Andrea Bartocci, confermato alla guida del Pd di Spoleto

di Chiara Fabrizi

Hanno spazzato via le ombre del commissariamento, rinnovando compattamente, due soli gli astenuti, la fiducia al segretario democratico della città del Festival Andrea Bartocci. È arrivato dopo quattro ore abbondanti il via libera dell’assemblea comunale al progetto di «rilancio» che Bartocci ha presentato mercoledì sera alla cinquantina di viale Trento e Trieste.

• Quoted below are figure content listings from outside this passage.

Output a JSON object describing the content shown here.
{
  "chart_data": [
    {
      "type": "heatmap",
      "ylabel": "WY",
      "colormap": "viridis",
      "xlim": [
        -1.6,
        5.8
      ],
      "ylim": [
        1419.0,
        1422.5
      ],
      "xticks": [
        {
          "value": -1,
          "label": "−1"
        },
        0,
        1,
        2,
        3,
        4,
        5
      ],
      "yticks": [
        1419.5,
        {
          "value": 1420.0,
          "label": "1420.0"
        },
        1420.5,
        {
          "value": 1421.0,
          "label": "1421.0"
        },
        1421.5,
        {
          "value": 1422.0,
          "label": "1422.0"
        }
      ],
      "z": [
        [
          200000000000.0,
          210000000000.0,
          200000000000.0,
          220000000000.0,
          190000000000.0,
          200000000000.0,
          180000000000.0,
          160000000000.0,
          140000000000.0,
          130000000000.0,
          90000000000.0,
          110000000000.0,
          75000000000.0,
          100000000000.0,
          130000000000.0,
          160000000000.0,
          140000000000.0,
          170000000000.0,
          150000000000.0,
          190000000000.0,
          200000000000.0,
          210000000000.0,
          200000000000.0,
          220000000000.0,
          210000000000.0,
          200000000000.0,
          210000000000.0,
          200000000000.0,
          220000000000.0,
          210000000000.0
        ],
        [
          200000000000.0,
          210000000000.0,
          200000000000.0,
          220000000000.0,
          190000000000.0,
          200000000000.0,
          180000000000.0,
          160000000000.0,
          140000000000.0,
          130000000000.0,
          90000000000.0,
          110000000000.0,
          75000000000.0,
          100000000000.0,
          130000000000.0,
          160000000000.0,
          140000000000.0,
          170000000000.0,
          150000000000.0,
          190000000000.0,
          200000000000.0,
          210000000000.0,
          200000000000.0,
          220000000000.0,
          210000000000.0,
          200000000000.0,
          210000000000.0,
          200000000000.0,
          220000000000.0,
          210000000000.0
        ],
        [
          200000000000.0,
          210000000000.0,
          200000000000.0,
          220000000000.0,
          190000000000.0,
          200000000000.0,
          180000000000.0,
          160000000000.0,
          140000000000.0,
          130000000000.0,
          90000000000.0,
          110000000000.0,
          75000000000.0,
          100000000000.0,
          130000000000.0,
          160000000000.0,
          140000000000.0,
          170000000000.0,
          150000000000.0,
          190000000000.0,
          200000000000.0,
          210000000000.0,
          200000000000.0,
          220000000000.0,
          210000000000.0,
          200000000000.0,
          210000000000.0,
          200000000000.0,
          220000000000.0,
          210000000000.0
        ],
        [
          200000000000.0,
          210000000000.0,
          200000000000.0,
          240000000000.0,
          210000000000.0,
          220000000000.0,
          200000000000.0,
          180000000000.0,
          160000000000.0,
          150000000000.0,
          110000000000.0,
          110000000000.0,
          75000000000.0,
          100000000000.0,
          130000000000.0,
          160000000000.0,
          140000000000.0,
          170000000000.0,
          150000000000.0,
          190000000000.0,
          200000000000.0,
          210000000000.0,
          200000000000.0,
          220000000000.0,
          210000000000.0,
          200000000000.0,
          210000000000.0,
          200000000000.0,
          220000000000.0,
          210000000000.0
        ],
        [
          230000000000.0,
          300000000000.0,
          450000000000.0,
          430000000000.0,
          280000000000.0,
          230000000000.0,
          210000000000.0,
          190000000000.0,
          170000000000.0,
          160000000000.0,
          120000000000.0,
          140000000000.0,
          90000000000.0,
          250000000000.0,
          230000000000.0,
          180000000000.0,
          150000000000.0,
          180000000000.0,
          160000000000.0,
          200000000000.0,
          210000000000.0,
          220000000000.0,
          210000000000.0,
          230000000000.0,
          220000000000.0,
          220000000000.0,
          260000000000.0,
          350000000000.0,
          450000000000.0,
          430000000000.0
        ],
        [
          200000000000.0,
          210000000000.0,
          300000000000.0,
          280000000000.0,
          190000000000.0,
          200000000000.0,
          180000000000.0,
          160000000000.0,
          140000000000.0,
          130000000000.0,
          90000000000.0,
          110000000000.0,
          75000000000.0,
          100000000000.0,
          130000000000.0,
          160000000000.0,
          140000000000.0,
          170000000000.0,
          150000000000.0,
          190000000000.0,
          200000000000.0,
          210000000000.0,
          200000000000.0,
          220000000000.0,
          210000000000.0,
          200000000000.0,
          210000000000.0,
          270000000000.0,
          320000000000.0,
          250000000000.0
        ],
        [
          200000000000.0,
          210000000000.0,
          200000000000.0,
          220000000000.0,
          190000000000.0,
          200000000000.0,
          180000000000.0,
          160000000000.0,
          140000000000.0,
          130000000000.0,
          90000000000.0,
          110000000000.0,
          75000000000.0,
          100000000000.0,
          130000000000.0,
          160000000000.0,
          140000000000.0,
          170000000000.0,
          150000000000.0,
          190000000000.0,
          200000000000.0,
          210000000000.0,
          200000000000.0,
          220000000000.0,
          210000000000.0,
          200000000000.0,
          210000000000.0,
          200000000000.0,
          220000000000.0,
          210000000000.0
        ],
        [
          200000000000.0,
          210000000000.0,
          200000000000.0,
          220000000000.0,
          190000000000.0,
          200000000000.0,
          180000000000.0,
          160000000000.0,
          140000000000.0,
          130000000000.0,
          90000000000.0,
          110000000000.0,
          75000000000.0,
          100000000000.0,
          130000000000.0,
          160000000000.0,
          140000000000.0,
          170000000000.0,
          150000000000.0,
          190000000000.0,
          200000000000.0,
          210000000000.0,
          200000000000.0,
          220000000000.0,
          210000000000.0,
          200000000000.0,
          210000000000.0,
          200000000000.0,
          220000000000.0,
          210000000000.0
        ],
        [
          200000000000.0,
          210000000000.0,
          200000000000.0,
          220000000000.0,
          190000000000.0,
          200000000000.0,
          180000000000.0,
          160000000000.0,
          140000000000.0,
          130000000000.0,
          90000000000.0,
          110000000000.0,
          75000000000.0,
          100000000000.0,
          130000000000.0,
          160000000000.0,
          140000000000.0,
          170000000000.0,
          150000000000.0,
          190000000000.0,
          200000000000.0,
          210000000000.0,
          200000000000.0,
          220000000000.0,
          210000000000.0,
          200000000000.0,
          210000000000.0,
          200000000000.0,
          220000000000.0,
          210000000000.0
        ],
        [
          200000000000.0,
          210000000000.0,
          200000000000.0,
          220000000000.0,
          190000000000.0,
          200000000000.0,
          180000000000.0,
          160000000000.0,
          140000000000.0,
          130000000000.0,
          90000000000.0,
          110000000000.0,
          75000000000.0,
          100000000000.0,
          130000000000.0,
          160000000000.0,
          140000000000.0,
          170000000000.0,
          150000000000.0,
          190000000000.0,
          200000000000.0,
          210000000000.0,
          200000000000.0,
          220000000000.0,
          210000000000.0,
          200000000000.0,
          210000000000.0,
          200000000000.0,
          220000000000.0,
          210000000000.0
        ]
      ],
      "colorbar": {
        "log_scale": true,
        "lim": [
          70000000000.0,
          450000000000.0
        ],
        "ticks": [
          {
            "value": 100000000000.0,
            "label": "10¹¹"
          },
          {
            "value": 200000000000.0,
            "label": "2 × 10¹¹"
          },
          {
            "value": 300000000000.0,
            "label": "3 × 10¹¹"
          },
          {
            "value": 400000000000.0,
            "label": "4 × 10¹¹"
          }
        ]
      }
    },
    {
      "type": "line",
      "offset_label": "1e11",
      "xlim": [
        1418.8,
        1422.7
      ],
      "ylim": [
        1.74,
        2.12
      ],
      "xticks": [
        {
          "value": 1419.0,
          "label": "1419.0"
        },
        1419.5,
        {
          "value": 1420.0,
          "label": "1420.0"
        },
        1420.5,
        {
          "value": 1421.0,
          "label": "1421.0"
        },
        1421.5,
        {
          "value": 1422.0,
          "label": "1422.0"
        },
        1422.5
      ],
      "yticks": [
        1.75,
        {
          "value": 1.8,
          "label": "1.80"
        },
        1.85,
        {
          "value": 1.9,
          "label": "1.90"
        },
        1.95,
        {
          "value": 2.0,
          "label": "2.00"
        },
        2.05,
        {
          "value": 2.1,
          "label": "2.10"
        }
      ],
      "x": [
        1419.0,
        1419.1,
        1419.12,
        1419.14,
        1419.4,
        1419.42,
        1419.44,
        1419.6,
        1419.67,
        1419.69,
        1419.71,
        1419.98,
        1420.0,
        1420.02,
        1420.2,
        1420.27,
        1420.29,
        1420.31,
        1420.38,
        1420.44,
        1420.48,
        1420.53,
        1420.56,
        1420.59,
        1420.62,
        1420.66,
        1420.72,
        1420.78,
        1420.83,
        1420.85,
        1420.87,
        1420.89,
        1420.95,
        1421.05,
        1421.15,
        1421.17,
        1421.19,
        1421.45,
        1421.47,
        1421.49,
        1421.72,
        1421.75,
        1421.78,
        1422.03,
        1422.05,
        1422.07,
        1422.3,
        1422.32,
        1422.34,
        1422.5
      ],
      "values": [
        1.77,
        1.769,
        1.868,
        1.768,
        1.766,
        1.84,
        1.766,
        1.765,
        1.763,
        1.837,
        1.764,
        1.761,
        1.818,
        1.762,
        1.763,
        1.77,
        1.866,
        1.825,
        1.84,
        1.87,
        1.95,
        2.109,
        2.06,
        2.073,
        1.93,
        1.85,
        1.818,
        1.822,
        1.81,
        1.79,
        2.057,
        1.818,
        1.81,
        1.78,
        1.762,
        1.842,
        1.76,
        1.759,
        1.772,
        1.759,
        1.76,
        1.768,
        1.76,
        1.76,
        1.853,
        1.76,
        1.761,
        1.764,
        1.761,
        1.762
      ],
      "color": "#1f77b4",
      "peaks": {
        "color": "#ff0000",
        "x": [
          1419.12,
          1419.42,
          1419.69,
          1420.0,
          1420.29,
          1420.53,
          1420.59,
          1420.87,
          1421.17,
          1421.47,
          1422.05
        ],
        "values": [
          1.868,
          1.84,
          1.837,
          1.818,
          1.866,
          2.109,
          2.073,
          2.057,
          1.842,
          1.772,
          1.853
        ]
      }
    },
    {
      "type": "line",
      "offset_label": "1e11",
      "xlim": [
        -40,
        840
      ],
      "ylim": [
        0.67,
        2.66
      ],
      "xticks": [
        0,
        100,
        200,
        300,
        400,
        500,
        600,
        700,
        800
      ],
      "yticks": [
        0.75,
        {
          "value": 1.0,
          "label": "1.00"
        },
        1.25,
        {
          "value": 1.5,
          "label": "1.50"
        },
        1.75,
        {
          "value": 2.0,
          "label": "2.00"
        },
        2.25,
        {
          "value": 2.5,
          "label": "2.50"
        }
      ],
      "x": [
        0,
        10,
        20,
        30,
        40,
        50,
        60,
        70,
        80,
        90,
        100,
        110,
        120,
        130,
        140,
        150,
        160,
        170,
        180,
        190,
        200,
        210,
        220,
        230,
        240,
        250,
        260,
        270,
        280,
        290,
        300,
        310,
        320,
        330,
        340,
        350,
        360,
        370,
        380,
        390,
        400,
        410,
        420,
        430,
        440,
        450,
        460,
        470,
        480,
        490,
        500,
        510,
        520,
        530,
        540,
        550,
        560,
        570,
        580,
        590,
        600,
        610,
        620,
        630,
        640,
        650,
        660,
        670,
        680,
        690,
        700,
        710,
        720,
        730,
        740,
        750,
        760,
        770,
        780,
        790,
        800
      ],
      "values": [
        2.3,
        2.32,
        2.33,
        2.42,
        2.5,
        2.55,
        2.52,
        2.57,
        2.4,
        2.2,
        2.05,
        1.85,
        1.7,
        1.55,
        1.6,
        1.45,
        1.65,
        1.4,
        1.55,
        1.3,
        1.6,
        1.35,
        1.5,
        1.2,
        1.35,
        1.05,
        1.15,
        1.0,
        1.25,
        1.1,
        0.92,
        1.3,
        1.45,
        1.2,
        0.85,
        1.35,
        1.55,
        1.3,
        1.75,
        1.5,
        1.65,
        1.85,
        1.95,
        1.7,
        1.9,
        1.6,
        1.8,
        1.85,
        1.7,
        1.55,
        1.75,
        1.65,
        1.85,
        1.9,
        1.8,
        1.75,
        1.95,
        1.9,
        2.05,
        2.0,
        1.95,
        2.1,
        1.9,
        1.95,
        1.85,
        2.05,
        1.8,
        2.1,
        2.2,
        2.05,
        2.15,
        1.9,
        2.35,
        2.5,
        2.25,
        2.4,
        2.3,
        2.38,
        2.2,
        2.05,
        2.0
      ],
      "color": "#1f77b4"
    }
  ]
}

Nell’esecutivo ristretto spunta Di Loreto Per conoscere la composizione dell’esecutivo ristretto, annunciato da più parti come l’organismo direttivo chiamato ad accompagnare fuori dal guado i democratici ducali, bisognerà attendere ancora un paio di settimane, periodo entro il quale verrà convocata una nuova assemblea per la formalizzazione dei nomi. La rosa dei dieci chiamati a rimboccarsi le maniche resta ancora top secret e, all’indiscrezione circolata nei giorni scorsi su Giorgio Dionisi, ex presidente Vus, si aggiunge quella su Paolo Di Loreto, consigliere per le politiche sanitarie della presidente Catiuscia Marini, già direttore generale della Sanità della Regione e sul quale pende una richiesta di rinvio a giudizio da parte della procura della Repubblica di Perugia nell’ambito dell’inchiesta di «Sanitopoli». Piuttosto probabile, insomma, che nel Pd spoletino sia in corso una manovra di avvicinamento alla presidente Marini.

Rossi apre a Brunini e la Lezi non appoggia Bartocci Ma a sorprendere è stata la proposta messa sul piatto dal segretario provinciale, lo spoletino Dante Andrea Rossi, che ha invitato Bartocci all’istituzione di un coordinamento composto dagli ex amministratori, indicando tra i possibili componenti anche l’ex sindaco Massimo Brunini presente in sala. Un invito che ha creato un certo clamore, agitando alcune anime del partito per nulla favorevoli alla prospettiva. Da sottolineare, comunque, l’astensione sul voto di fiducia a Bartocci dell’assessore Margherita Lezi che, insieme a Bruno Toniolatti, ha preferito non esprimersi sul progetto di «rilancio» presentato mercoledì sera. Per molti l’insofferenza dell’assessore Lezi, ex Margherita e oggi vicina a Marina Sereni, sarebbe conseguenza dell’ultimo rimpasto di giunta nell’ambito del quale ha perso due deleghe importanti, sviluppo economico e turistmo. Il malumore, insomma, da palazzo municipio sarebbe arrivato fino a viale Trento e Trieste, sede dei democratici.

Le priorità di Bartocci Frizioni e segnali a parte, nei prossimi quindici giorni il segretario riconfermato dovrà sciogliere il nodo della segreteria e, una volta composta la squadra, dare il via all’atteso cambio di passo che passerà, questo quanto precisato da Bartocci, «per un rilancio delle attività dei cinque circoli, alcuni dei quali stentano, per una ripresa dei lavori all’interno dei dipartimenti tematici e anche per una serie di iniziative capaci di far ripartire il partito».